Vertige

 

 

 Je ne remonterai pas dans le scenic railway. Ce n’est pas tellement la peur. Car je sais qu’il ne se passera rien, que les wagonnets ne quitteront pas les rails, ou alors ce serait une malchance sur des millions. Non, c’est plutôt la peur d’avoir peur. Comme en avion, une carlingue qui plane à 10000 mètres. Les passagers ne peuvent rien, ils attendent, spectateurs impuissants des prouesses de la technologie humaine. Je me revois encore tout là-haut, le train avance au pas, on dirait presque qu’il s’arrête. Il s’arrête. Personne ne dit mot, sauf un ou deux inconscients qui en ont vu d’autres, des courageux de foire.   

 

 Nous sommes à cent mètres au-dessus du sol. Je pense aux falaises d’Etretat, moi qui ne me suis jamais aventuré à moins d’un mètre du bord. Un cliquetis, un bruit métallique d’enfer et pourtant on n’avance qu’au pas. Les mains se crispent sur les barres qui maintiennent les corps. Nous sommes une vingtaine d’individus coincés dans un engin qui a été cent fois validé par la commission centrale de sécurité, un train qui est autorisé à sauter dans le vide et qui va le faire, et il n’y en a que deux qui voient ce qui se passe. Les deux à la proue. Devant moi il y a deux gros dos et un petit, au milieu. Les gens sont dingues d’emmener les enfants. Les autorités ferment les yeux… elles qui exigent l’interdiction de la fessée.   

 

 On nous dira, après l’atterrissage : vous voyez bien que ce n’est pas dangereux. « Vous voyez bien… » Cette formule, j’en ai la haine. Je l’ai entendue souvent, et vomie toujours.

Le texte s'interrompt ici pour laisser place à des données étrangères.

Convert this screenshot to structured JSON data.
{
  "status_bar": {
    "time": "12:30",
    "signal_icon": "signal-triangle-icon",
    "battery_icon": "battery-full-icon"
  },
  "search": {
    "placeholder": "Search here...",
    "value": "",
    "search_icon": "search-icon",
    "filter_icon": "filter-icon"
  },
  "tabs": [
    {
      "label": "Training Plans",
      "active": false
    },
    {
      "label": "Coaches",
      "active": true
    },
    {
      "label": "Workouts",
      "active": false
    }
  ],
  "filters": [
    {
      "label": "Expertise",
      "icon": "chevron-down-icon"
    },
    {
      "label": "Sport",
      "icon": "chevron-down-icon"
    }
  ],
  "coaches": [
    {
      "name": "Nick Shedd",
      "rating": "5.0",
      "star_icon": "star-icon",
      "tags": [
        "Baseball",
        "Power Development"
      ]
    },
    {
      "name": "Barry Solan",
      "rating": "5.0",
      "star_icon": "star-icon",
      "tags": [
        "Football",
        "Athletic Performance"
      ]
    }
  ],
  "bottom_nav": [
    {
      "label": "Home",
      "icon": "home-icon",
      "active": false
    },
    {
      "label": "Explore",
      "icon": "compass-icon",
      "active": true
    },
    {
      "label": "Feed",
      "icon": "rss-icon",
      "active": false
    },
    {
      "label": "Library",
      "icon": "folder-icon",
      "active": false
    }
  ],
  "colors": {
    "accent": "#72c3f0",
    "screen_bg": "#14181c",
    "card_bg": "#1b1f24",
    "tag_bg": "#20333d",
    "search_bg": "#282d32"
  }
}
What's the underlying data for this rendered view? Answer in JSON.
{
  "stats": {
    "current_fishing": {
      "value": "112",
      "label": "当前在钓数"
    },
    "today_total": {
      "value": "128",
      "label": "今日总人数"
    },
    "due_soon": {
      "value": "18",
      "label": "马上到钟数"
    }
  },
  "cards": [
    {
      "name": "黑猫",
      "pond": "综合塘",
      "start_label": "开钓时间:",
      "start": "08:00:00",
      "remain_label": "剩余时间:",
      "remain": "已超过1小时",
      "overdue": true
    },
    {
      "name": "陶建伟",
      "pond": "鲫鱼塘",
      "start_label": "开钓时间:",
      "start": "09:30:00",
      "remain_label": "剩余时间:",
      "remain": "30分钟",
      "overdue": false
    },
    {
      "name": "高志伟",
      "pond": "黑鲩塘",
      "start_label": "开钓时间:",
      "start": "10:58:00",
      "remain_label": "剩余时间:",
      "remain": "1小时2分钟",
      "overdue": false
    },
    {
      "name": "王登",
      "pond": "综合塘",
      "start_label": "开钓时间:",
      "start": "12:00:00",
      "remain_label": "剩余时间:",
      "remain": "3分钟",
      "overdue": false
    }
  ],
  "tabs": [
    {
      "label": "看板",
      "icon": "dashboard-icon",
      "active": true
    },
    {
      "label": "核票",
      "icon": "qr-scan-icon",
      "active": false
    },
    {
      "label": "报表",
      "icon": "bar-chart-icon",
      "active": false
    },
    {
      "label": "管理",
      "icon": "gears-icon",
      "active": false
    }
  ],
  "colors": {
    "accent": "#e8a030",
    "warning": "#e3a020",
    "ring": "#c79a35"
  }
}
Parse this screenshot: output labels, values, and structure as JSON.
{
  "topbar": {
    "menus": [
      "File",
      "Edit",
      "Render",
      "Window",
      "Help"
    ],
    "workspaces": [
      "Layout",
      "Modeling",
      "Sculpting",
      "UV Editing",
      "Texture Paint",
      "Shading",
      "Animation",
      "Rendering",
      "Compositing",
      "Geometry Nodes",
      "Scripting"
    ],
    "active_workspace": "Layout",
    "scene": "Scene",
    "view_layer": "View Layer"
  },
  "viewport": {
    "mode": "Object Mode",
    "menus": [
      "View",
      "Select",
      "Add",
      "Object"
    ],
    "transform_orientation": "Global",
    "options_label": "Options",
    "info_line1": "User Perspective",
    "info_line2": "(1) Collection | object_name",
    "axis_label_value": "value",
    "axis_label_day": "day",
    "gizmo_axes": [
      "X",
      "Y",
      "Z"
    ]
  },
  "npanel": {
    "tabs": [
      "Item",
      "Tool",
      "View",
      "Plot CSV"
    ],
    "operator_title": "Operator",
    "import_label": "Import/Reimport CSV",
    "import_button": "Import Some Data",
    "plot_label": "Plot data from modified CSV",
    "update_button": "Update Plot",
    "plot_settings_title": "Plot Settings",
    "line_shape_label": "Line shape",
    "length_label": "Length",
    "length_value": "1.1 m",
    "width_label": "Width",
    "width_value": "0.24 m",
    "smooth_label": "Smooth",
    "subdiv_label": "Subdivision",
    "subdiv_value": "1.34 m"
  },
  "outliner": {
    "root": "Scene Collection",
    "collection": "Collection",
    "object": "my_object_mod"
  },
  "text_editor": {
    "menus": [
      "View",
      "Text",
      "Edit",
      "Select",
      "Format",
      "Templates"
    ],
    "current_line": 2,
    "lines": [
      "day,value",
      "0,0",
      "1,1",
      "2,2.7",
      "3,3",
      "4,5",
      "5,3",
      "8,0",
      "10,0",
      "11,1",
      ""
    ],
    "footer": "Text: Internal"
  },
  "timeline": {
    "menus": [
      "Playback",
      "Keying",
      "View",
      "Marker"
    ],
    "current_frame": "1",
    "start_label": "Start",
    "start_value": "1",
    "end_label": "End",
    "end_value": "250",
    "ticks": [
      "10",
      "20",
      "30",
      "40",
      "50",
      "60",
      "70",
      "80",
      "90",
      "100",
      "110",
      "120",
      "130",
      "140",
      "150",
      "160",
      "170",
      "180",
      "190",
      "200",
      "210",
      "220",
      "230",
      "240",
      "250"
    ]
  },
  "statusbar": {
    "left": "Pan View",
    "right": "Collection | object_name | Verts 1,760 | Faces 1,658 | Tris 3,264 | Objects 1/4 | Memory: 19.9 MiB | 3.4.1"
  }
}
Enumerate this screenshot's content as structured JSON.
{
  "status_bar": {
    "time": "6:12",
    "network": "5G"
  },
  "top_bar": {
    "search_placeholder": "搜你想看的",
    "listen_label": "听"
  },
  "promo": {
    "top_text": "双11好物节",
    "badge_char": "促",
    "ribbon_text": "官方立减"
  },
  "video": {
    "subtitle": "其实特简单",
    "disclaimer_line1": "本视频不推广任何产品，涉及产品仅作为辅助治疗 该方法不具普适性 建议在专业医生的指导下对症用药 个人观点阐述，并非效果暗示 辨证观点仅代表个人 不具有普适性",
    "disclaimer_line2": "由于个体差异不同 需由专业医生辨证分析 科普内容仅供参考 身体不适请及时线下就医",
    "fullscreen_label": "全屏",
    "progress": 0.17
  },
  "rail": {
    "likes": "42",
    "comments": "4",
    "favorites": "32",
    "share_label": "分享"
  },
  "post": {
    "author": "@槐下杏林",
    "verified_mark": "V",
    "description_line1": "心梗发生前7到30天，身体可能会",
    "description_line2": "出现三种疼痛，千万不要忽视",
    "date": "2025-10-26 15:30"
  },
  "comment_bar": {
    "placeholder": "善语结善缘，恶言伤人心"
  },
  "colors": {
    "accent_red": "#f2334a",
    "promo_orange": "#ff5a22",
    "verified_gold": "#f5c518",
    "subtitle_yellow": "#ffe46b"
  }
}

Pas au début, je prenais ces gens pour des sages. Ce sont les mêmes qui te disent « les choses vont s’arranger, c’est pas grave, pas de soucis, t’inquiètes, c’est un mal pour un bien, on a vu pire, penses à ceux qui sont encore plus dans la m…, bouges-toi, fais du sport… ». En fait, leur stoïcisme est un rempart…qui ne protège pas grand-chose. Ils subissent l’événement et se persuadent d’en être les auteurs. Pour eux tout va bien, et toujours. La preuve c’est qu’il ne leur arrive jamais rien. Ce sont les boucliers humains du malheur. Il ne frappe que les autres.  

 

 Actuellement ils se taisent. Pourquoi se taire ? Devons-nous bouder notre plaisir ? Les révolutions arabes hissent la grande voile, les dictateurs se cachent ou s’enfuient. Les peuples sont en liesse, d’autres en colère en veulent encore plus. Certes. Merci toutefois à Jean-Paul de m’avoir rappelé cette sortie de Trotsky pendant la révolution espagnole, après la mainmise des staliniens sur la rébellion : « et maintenant nous sommes spectateurs ». En matière de révolution arabe je ne suis qu’un spectateur, et beaucoup d’autres le sont, pour ne pas dire le reste du monde. Spectateur d’un film qui n’en est pas encore au dénouement. Il y a toujours des gros malins pour vous faire louper un dialogue et qui vous jettent : « Je suis sûr qu’elle va le tuer ! » ou bien « Tu vas voir, ils vont s’aimer. » Heureux ceux qui savent, ils ne seront pas démentis, ou quand l’âge les aura rendus sourds, muets, qu’ils seront morts et enterrés. De ces intellectuels revenant de Moscou dans les années trente, convaincus. Et l’Iran, vous souvenez-vous de cette joie largement partagée à l’annonce de la chute du shah ?  

 

 La marche des peuples se fait au pas. Elle s’arrête, puis repart. Ils ont tellement vécu dans la peur. Pendant des années sinon des siècles des tyrans les ont réduits au silence. Les plus courageux d’entre eux ont été torturés, séquestrés, liquidés. On comprend la prudence des plus braves aujourd’hui. Mais vaille que vaille de Tunis à Damas, du Caire à Téhéran, de Tripoli à Aden le blé lève. Ici la joie, le délire, les rassemblements de foule et les chants de victoire, mais plus loin les appels, les menaces, les tirs, les morts, les disparus. Et partout, au pic de la tension, la peur. La peur du vide, le vertige. Quoi, après ? 

 

 Après la chute, le train de foire se retrouve sur les rails. Des rails qu’il n’a pas quittés. Quitte pour la peur. La question se pose pour la moitié de la planète : y a-t-il une vie après la dictature ? Des peuples avides de liberté et qui m’a-t-on dit sont armés jusqu’aux dents, sont-ils armés pour établir une démocratie ? Pour cela, il n’y a sur leur sol aucun rail, aucune piste. Les pistes sont ailleurs, loin des coutumes, loin des habitudes, loin des clans, loin des pratiques ancestrales et religieuses, loin de tout. Il en faudra du temps, mais il fallait d’abord passer la porte.